In reading through the history of Islamic education, it has become quite clear that there is no hard and fast rule about the reliance on specific texts for the study of all the Islamic sciences. It can be safely said that some subjects require more dependency on texts than others.
Interestingly enough, the types of subjects in which there is heavy reliance on texts today did not have the same level of reliance in the past. This applies especially to the science of fiqh, in which for a long period of time the head lecturer/professor of fiqh would simply lecture on a topic and have students dictate the notes. Notes were then compiled into ta’liqat and amali.
The fact that short mutun defined the syllabus of study for so long along with the fact that fiqh was normally taught (without divulging into khilaf) itself is indication enough of the dependency on the professor’s notes and commentary.
Moreover, students typically did not have access or the capability to purchase large texts and therefore depended largely upon short, memorizable mutun.
What this means for us is a reevaluation of the need to specify the texts of study and instead concentrate on the level that is intended to be acheived.
If a professor chooses to teach one book in place of another, or even to simply rely on his notes and personal research, should there be room to allow for it?
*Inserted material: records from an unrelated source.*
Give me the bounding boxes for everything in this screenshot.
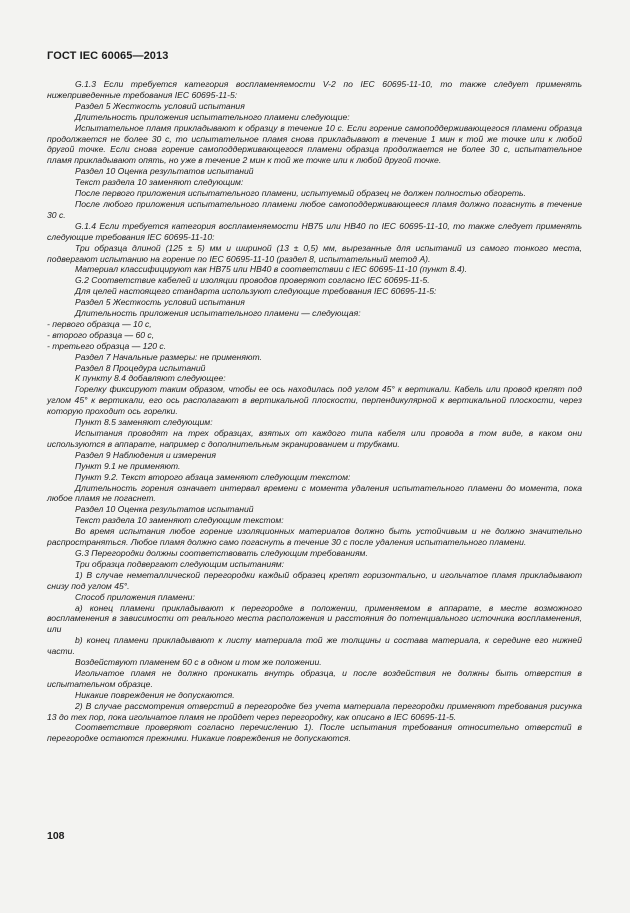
list-item: - третьего образца — 120 с. <box>47 340 167 351</box>
paragraph: Во время испытания любое горение изоляционных материалов должно быть устойчивым и не должно значительно распространяться. Любое пламя должно само погаснуть в течение 30 с после удаления испытательного пламени. <box>47 526 582 548</box>
document-header: ГОСТ IEC 60065—2013 <box>47 50 169 62</box>
paragraph: Для целей настоящего стандарта используют следующие требования IEC 60695-11-5: <box>75 286 437 297</box>
paragraph: Раздел 8 Процедура испытаний <box>75 362 206 373</box>
paragraph: Испытания проводят на трех образцах, взятых от каждого типа кабеля или провода в том виде, в каком они используются в аппарате, например с дополнительным экранированием и трубками. <box>47 428 582 449</box>
paragraph: b) конец пламени прикладывают к листу материала той же толщины и состава материала, к середине его нижней части. <box>47 635 582 657</box>
paragraph: После первого приложения испытательного пламени, испытуемый образец не должен полностью обгореть. <box>75 188 526 199</box>
paragraph: Длительность горения означает интервал времени с момента удаления испытательного пламени до момента, пока любое пламя не погаснет. <box>47 482 582 504</box>
paragraph: Раздел 7 Начальные размеры: не применяют. <box>75 351 262 362</box>
paragraph: G.1.4 Если требуется категория воспламеняемости HB75 или HB40 по IEC 60695-11-10, то также следует применять следующие требования IEC 60695-11-10: <box>47 220 582 242</box>
paragraph: Текст раздела 10 заменяют следующим текстом: <box>75 515 284 526</box>
paragraph: К пункту 8.4 добавляют следующее: <box>75 373 226 384</box>
paragraph: а) конец пламени прикладывают к перегородке в положении, применяемом в аппарате, в месте возможного воспламенения в зависимости от реального места расположения и расстояния до потенциального источника воспламенения, или <box>47 602 582 635</box>
paragraph: Способ приложения пламени: <box>75 591 195 602</box>
paragraph: Испытательное пламя прикладывают к образцу в течение 10 с. Если горение самоподдерживающегося пламени образца продолжается не более 30 с, то испытательное пламя снова прикладывают в течение 1 мин к той же точке или к любой другой точке. Если снова горение самоподдерживающегося пламени образца продолжается не более 30 с, испытательное пламя прикладывают опять, но уже в течение 2 мин к той же точке или к любой другой точке. <box>47 122 582 166</box>
paragraph: Раздел 5 Жесткость условий испытания <box>75 297 245 308</box>
paragraph: Длительность приложения испытательного пламени — следующая: <box>75 308 361 319</box>
paragraph: Три образца подвергают следующим испытаниям: <box>75 558 285 569</box>
paragraph: Горелку фиксируют таким образом, чтобы ее ось находилась под углом 45° к вертикали. Кабель или провод крепят под углом 45° к вертикали, его ось располагают в вертикальной плоскости, перпендикулярной к вертикальной плоскости, через которую проходит ось горелки. <box>47 384 582 417</box>
paragraph: 2) В случае рассмотрения отверстий в перегородке без учета материала перегородки применяют требования рисунка 13 до тех пор, пока игольчатое пламя не пройдет через перегородку, как описано в IEC 60695-11-5. <box>47 700 582 722</box>
paragraph: Раздел 10 Оценка результатов испытаний <box>75 504 254 515</box>
paragraph: G.3 Перегородки должны соответствовать следующим требованиям. <box>75 547 368 558</box>
paragraph: G.2 Соответствие кабелей и изоляции проводов проверяют согласно IEC 60695-11-5. <box>75 275 430 286</box>
paragraph: 1) В случае неметаллической перегородки каждый образец крепят горизонтально, и игольчатое пламя прикладывают снизу под углом 45°. <box>47 569 582 591</box>
paragraph: Пункт 8.5 заменяют следующим: <box>75 417 213 428</box>
paragraph: Текст раздела 10 заменяют следующим: <box>75 177 244 188</box>
paragraph: Длительность приложения испытательного пламени следующие: <box>75 111 350 122</box>
document-body <box>47 79 582 744</box>
list-item: - второго образца — 60 с, <box>47 329 155 340</box>
paragraph: Материал классифицируют как HB75 или HB40 в соответствии с IEC 60695-11-10 (пункт 8.4). <box>75 264 468 275</box>
paragraph: Три образца длиной (125 ± 5) мм и шириной (13 ± 0,5) мм, вырезанные для испытаний из самого тонкого места, подвергают испытанию на горение по IEC 60695-11-10 (раздел 8, испытательный метод А). <box>47 242 582 264</box>
paragraph: Пункт 9.1 не применяют. <box>75 460 181 471</box>
page-number: 108 <box>47 830 65 842</box>
paragraph: Раздел 9 Наблюдения и измерения <box>75 449 216 460</box>
paragraph: G.1.3 Если требуется категория воспламеняемости V-2 по IEC 60695-11-10, то также следует применять нижеприведенные требования IEC 60695-11-5: <box>47 79 582 100</box>
paragraph: Раздел 5 Жесткость условий испытания <box>75 100 245 111</box>
paragraph: Воздействуют пламенем 60 с в одном и том же положении. <box>75 657 322 668</box>
paragraph: Пункт 9.2. Текст второго абзаца заменяют следующим текстом: <box>75 471 351 482</box>
paragraph: Игольчатое пламя не должно проникать внутрь образца, и после воздействия не должны быть отверстия в испытательном образце. <box>47 667 582 689</box>
paragraph: Никакие повреждения не допускаются. <box>75 689 235 700</box>
paragraph: Соответствие проверяют согласно перечислению 1). После испытания требования относительно отверстий в перегородке остаются прежними. Никакие повреждения не допускаются. <box>47 722 582 744</box>
paragraph: Раздел 10 Оценка результатов испытаний <box>75 166 254 177</box>
paragraph: После любого приложения испытательного пламени любое самоподдерживающееся пламя должно погаснуть в течение 30 с. <box>47 198 582 220</box>
list-item: - первого образца — 10 с, <box>47 318 152 329</box>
If this is the case, then it would be wiser, it seems, to identify courses not by the text that is taught in it but by the subject and content.
Personally, I feel this flexibility should especially exist in the field of Qur’anic commentary. One may notice that simply terming a course Tafsir al-Jalalayn gives little indication of how the class is taught or in how much detail. Some teachers stick to the text while many others expound upon it heavily and rely, therefore, more upon their individual study and understanding. Students, therefore, are not studying Jalalayn as much as they are noting down the teacher’s own exegesis. This is not a fault in any way. In fact, in many ways and in many institutions, this is highly commendable. Complete reliance on Jalalayn and Baydawi is a grave injustice to the science of tafsir and the abilities of the teachers and students.
Similarly, it is more important that a student gains a taste for law as well as true faqahah than simpy complete the study of a particular text. If a student, therefore, is not capable of understanding the cryptic language of Hidayah, then the utilization of other legal texts that can facilitate his understanding and get him to think like a jurisconsult should be strongly considered.